The Winnerys' first widely distributed album is spirited, competent power pop, though hardly as epochal as its influences. It's thick with guitar-dominated songs with vocal harmonies, perhaps with a greater Merseybeat influence than most such bands bear. The songs, most likely to the surprise of no one, are mostly about feeling good and being in love, with a hearty optimism charging even the songs about heartache and longing. They like to go into the upper vocal register, but they're not
Paul McCartneys or even
Allan Clarkes (of
the Hollies) in that regard, sometimes showing some strain at the top of the arc, though not ear-gratingly so.

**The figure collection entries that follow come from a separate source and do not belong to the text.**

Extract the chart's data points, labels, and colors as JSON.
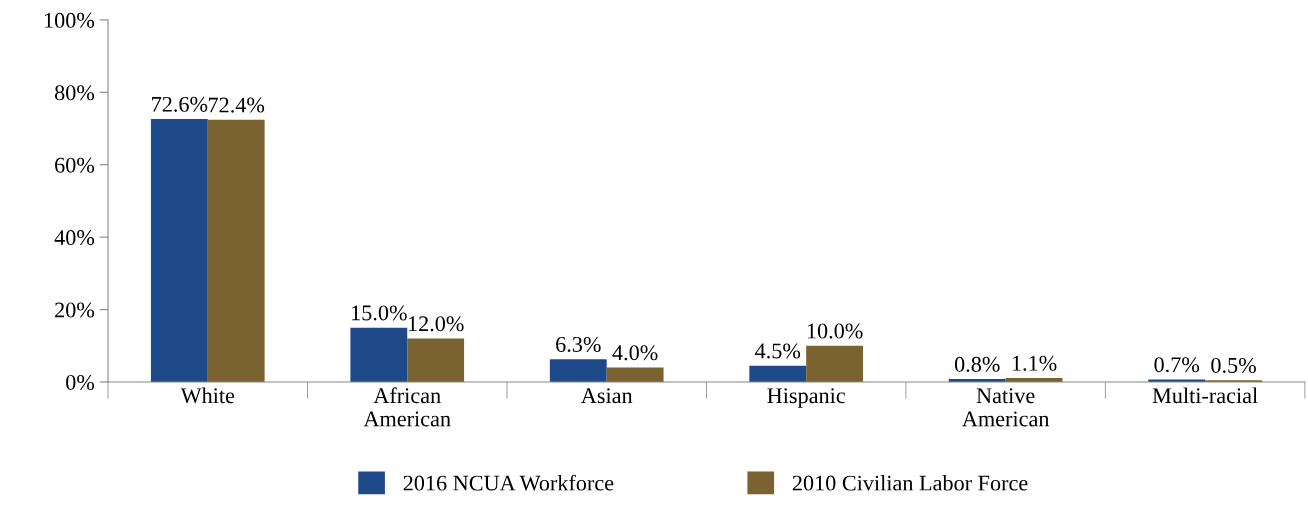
{
  "chart_data": {
    "type": "bar",
    "categories": [
      "White",
      "African\nAmerican",
      "Asian",
      "Hispanic",
      "Native\nAmerican",
      "Multi-racial"
    ],
    "series": [
      {
        "name": "2016 NCUA Workforce",
        "color": "#1f4a8a",
        "values": [
          72.6,
          15.0,
          6.3,
          4.5,
          0.8,
          0.7
        ],
        "value_labels": [
          "72.6%",
          "15.0%",
          "6.3%",
          "4.5%",
          "0.8%",
          "0.7%"
        ]
      },
      {
        "name": "2010 Civilian Labor Force",
        "color": "#7a6330",
        "values": [
          72.4,
          12.0,
          4.0,
          10.0,
          1.1,
          0.5
        ],
        "value_labels": [
          "72.4%",
          "12.0%",
          "4.0%",
          "10.0%",
          "1.1%",
          "0.5%"
        ]
      }
    ],
    "ylim": [
      0,
      100
    ],
    "yticks": [
      {
        "value": 0,
        "label": "0%"
      },
      {
        "value": 20,
        "label": "20%"
      },
      {
        "value": 40,
        "label": "40%"
      },
      {
        "value": 60,
        "label": "60%"
      },
      {
        "value": 80,
        "label": "80%"
      },
      {
        "value": 100,
        "label": "100%"
      }
    ],
    "grid": false,
    "legend": "bottom"
  }
}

Some lyrics reflecting a modern attitude do slip in that likely would have not found a place on pre-1970s recordings, like the note that "I was so f*cking busy" in "The Guy With Two Houses," and the intro couplet "I'm writing this song for the girl that I love, she owes me my records, I owe her my soul" in "Even More Than Myself." As on a lot of power pop records, while superficially
Beatlesque music may be at the center, there are passing references to different sounds --
the Who,
the Byrds,
the Hollies,
Badfinger, even a bit of early-'70s
Rolling Stones in "The Guy With Two Houses." And "Little Dark Cloud" has a bit of a
Kinks-like ironic, wary bounce, standing out as one of the more memorable tracks by virtue of its difference among more amiable surroundings.